« J’ai perdu mon emploi à cause de la crise », une expatriée française en Australie raconte

Alors que le nombre de nouvelles contaminations diminue de jour en jour, la situation économique, elle, reste très préoccupante. Selon les projections, le taux de chômage pourrait doubler et atteindre les 10 % en juin. Confinée dans son appartement à Sydney depuis fin mars, une expatriée française vient de perdre son emploi. 

« En Australie, l’économie est extrêmement touchée par la crise. De nombreuses entreprises ont dû licencier. J’en ai fait les frais. », raconte avec amertume Léa. Cette jeune expatriée française réside depuis un an et demi à Sydney. Chargée de clientèle dans une entreprise spécialisée dans l’étude de consommation, elle a perdu son emploi fin mars, une semaine après le début du confinement officiel (NDLR : En Australie, le confinement a débuté une semaine après le confinement français). « Au début, je pensais que l’entreprise pour laquelle je travaillais ne serait pas affectée ; que nos clients auraient toujours besoin de nous, de nos données sur la manière dont la population allait s’adapter à la quarantaine. Mais certains de nos clients ont pris peur et ont annulé les contrats qu’ils avaient signés avec nous. » Léa n’est pas la seule à avoir été licenciée. Une dizaine de ses collègues ont également perdu leur emploi.

En Australie, les conséquences économiques de la crise du coronavirus se font déjà ressentir. Les chiffres du chômage ne cessent d’augmenter et atteindront, selon les dernières projections, les 10 % en juin (soit 1,4 million d’habitants). À titre de comparaison, le taux de chômage en février était de l’ordre de 5 %, moitié moins. Le gouvernement australien a débloqué 130 milliards de dollars pour soutenir les entreprises en difficulté. 

Une économie au ralenti 

Les mesures de restrictions ne sont pas les mêmes dans toute l’Australie. Elles varient selon les États. À Bondi, quartier de Sydney (État de Nouvelle-Galles du Sud), les activités tournent au ralenti. Les habitants doivent, sauf cas bien précis, travailler de chez eux. « On a aussi interdiction de se balader à plus de deux personnes dehors et on ne peut pas se déplacer sans raison valable. Mais on n’a pas d’autorisations à remplir ni même de périmètre de confinement. Je n’ai pas comme les Français à respecter un rayon d’un kilomètre par exemple », explique Léa. 

Dans son quartier, les restaurants sont fermés ou ont choisi l’option de la vente à emporter. Certaines boutiques de vêtements sont encore ouvertes, mais n’acceptent qu’un nombre limité de personnes à l’intérieur en même temps. Les salons de coiffure aussi peuvent rester ouverts à condition de respecter quelques règles (une personne par mètre carré, des conditions d’hygiène stricte…). Depuis le 21 mars, la célèbre plage de bondi beach a été fermée. « Malgré l’interdiction de rassemblements, de nombreuses personnes allaient encore à la plage.   Le week-end du 20 mars, on avait l’impression que tous les habitants de Sydney s’étaient donnés rendez vous à la plage pour se baigner. C’était irresponsable ! Fermer la plage était donc nécessaire », se souvient l’expatriée qui habite à 10 minutes à pied de la plage. 
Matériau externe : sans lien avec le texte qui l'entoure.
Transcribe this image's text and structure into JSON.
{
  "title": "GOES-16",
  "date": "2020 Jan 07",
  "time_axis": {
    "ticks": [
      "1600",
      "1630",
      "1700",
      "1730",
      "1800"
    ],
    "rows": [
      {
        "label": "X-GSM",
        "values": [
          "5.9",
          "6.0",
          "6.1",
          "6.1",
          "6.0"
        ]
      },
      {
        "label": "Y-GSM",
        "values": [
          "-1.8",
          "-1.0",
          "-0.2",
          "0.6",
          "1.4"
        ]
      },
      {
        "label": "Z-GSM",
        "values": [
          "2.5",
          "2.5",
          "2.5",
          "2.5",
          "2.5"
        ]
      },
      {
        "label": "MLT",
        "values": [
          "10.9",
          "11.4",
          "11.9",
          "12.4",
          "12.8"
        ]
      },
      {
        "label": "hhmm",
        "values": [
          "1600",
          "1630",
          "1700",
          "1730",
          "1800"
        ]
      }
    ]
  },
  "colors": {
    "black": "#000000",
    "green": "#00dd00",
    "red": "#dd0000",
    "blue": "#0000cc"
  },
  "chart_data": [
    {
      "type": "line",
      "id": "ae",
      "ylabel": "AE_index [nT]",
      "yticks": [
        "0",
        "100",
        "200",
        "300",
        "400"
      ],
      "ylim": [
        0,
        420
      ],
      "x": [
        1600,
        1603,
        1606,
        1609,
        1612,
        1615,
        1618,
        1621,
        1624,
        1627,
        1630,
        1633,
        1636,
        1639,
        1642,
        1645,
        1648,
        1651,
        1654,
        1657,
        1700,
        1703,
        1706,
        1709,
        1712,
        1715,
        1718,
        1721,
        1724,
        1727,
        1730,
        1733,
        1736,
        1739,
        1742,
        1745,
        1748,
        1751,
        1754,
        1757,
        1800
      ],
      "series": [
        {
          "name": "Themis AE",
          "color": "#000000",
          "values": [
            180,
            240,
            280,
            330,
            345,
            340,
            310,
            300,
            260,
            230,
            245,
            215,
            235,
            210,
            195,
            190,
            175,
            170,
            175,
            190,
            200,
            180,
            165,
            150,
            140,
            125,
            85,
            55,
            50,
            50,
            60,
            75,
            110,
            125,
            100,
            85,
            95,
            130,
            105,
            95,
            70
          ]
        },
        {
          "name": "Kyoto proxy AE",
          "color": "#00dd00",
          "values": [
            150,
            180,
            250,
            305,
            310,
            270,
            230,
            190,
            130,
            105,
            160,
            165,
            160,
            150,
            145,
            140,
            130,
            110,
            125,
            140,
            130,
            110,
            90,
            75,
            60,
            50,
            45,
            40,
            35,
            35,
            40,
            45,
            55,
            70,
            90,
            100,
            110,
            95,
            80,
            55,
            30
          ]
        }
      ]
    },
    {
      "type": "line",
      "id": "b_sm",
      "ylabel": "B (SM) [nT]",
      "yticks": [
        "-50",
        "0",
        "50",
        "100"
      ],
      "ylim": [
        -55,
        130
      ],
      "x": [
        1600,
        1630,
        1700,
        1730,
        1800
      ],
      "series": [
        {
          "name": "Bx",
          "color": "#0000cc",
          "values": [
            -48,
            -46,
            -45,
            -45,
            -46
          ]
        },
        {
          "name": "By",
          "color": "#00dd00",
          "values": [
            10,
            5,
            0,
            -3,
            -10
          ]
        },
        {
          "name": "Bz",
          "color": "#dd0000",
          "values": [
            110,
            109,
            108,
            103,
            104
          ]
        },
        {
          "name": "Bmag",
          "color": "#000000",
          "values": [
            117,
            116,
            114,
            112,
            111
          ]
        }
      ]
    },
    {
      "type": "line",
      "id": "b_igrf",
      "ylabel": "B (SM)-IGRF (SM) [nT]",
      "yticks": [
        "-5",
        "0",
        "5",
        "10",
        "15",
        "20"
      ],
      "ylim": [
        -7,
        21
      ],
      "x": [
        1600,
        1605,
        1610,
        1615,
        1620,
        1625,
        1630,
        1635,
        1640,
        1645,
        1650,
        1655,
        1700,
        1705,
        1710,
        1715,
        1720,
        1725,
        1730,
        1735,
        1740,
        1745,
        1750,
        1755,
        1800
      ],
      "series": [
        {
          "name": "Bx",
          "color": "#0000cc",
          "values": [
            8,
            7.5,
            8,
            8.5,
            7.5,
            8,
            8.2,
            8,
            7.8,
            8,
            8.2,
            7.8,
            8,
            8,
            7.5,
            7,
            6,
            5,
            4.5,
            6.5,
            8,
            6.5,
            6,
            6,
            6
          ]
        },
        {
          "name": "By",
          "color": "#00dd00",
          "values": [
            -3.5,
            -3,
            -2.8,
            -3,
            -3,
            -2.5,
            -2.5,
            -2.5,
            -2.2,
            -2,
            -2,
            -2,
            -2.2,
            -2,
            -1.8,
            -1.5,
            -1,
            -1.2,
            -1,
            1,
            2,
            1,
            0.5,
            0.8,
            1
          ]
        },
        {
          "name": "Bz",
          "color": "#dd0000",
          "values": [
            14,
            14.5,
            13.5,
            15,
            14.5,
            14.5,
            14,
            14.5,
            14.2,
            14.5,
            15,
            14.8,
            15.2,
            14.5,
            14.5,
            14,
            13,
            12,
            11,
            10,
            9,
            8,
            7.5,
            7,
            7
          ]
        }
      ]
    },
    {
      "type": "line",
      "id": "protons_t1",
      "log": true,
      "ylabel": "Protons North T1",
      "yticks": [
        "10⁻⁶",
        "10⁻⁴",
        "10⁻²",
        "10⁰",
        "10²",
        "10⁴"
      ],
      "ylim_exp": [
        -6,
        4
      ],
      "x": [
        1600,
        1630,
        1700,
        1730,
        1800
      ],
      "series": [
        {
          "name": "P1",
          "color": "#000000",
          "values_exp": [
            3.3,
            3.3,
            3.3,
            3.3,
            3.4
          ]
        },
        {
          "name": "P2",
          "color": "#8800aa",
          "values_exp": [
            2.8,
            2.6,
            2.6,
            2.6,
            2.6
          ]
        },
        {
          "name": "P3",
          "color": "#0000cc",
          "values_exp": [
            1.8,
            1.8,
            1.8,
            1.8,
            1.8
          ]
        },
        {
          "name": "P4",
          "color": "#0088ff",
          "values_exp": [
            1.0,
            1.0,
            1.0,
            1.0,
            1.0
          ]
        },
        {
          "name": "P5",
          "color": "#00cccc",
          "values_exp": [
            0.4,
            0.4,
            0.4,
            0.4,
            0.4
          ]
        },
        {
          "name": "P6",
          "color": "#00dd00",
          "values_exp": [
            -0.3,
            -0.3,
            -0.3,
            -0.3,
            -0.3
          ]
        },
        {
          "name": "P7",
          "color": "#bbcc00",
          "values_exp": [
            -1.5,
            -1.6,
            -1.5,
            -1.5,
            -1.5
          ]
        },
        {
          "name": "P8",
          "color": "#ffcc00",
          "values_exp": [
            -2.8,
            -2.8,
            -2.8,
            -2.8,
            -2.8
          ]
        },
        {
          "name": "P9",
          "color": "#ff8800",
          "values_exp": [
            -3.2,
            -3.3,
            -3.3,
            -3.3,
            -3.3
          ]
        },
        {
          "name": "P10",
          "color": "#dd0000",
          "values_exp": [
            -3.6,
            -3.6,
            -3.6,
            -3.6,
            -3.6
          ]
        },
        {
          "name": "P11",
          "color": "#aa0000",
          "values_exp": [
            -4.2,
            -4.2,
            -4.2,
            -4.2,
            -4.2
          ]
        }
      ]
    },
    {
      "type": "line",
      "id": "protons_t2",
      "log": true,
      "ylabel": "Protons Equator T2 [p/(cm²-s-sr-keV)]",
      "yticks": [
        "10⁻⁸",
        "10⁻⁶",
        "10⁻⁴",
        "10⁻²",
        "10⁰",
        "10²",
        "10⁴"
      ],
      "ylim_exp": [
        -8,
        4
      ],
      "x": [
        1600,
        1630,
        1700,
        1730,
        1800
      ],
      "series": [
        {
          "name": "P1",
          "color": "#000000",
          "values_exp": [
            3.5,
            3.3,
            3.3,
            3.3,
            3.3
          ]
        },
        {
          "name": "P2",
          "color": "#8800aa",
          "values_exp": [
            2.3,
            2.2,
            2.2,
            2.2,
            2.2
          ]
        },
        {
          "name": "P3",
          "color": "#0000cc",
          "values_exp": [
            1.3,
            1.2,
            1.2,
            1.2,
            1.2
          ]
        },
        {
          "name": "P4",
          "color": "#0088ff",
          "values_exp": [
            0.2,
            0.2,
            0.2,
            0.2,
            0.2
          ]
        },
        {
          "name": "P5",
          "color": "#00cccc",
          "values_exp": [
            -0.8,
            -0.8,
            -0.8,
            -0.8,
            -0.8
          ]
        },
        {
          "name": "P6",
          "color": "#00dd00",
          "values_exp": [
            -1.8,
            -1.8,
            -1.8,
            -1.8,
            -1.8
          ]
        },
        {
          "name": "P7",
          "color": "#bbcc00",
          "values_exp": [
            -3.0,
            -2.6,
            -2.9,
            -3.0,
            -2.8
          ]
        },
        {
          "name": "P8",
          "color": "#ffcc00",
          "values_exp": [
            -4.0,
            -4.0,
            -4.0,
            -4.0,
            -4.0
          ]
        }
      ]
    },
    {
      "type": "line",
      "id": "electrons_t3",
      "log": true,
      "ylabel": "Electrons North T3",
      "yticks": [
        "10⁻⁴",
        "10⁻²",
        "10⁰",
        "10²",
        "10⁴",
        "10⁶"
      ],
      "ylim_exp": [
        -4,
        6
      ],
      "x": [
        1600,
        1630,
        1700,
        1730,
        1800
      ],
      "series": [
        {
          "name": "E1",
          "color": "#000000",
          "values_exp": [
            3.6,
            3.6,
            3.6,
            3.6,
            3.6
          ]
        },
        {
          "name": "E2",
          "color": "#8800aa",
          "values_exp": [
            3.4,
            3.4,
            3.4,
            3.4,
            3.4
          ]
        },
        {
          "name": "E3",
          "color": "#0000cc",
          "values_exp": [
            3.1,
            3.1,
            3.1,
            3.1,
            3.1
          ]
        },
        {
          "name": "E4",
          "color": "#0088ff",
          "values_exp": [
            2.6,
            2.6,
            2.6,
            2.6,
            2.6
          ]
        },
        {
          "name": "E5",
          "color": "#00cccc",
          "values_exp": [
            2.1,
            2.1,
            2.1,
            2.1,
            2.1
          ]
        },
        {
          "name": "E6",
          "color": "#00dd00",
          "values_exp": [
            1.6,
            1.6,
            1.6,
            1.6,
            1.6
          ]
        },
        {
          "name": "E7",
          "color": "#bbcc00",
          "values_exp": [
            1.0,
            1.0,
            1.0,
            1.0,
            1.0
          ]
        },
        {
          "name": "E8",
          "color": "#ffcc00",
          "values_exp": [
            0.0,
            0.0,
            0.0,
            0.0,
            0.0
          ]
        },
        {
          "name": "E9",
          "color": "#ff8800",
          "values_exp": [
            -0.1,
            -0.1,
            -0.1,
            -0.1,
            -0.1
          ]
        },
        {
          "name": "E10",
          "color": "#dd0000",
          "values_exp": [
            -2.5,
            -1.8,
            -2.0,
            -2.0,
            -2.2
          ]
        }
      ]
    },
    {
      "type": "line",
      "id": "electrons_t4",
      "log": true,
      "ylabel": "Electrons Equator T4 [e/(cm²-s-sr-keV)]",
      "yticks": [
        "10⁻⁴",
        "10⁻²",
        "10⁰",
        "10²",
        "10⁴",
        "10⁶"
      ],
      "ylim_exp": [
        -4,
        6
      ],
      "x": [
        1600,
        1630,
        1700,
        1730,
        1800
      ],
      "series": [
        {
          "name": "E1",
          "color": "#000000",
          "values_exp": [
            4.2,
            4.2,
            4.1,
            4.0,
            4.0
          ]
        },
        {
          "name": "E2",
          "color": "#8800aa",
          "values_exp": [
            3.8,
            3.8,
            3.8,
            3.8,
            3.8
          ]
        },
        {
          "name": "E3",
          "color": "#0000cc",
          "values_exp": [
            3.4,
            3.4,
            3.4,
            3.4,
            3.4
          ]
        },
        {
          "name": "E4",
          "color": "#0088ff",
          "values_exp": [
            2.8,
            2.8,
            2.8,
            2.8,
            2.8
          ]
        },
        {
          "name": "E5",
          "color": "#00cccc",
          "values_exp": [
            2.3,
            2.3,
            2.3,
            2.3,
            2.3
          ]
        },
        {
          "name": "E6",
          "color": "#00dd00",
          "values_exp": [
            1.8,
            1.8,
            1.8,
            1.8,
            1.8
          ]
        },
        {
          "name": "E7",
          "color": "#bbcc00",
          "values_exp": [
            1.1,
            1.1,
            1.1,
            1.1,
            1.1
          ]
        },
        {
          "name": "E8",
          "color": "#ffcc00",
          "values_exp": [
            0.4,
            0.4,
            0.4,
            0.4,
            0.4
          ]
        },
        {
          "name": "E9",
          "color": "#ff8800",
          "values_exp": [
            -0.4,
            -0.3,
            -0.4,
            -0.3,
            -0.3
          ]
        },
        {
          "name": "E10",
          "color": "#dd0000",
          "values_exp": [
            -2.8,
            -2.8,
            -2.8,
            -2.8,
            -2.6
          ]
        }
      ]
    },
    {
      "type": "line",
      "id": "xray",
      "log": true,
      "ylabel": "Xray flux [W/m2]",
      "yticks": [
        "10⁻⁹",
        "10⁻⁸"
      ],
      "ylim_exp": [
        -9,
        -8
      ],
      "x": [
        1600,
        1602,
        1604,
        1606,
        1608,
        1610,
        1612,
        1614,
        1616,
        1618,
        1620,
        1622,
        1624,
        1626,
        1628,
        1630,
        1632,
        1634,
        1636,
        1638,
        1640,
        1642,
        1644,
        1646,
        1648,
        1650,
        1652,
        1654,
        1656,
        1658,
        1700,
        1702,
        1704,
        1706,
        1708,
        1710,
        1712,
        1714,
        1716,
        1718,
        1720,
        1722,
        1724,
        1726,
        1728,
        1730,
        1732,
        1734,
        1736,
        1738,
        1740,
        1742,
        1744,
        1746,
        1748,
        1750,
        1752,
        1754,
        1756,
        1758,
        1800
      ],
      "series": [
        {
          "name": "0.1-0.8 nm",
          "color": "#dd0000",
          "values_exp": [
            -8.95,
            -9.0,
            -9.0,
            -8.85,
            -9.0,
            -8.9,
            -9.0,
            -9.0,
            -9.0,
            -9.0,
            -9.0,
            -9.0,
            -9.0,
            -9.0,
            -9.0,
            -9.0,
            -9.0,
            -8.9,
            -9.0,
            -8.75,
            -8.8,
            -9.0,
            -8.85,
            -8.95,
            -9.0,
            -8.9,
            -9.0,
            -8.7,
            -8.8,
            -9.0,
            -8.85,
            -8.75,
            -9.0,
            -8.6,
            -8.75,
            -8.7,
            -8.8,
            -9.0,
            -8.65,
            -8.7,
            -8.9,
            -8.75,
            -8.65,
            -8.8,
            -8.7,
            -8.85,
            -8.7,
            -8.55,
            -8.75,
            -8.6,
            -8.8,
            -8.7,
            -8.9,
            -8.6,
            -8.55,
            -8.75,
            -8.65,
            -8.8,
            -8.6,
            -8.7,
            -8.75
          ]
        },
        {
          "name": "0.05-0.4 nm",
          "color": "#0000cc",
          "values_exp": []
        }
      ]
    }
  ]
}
Cette fermeture des commerces non essentiels est aussi lourde de conséquences pour les 25 000 Français disposant d’un visa programme vacances-travail (PVT) en Australie. Ces PVTistes (ou backpackers),  comme on les surnomme, voyagent pendant un an dans le pays tout en travaillant sur place. Ils n’ont donc ni le statut de touriste, ni celui d’expatrié et sont très dépendants des commerces locaux (restaurants, bars) qui les embauchent. Sans ressources, certains ont fait le choix de rentrer en France. D’autres attendent avec impatience une levée des mesures de restrictions.

Un assouplissement des mesures sous conditions

Pour l’heure, aucune date précise de déconfinement n’a été donnée par les autorités australiennes. Le 16 avril, le Premier Ministre australien Scott Morrison a affirmé que les mesures de restrictions sanitaires seraient maintenues pour au moins un mois. Néanmoins, il n’a pas complètement fermé la porte à un assouplissement des mesures et a indiqué la marche à suivre pour entrer dans une « phase plus souple » comme une augmentation du nombre de tests, un meilleur processus de traçage et l’isolement rapide des foyers épidémiques dès leur détection.

Expatriée, Léa espère aussi une levée rapide des mesures de restrictions. « Difficile de retrouver un emploi en période de confinement ! Surtout sur un marché du travail en berne et saturé ». Selon une estimation de la Commonwealth Bank, la plus grande banque d’Australie,  580.000 Australiens pourraient perdre leur emploi en raison de la crise du coronavirus.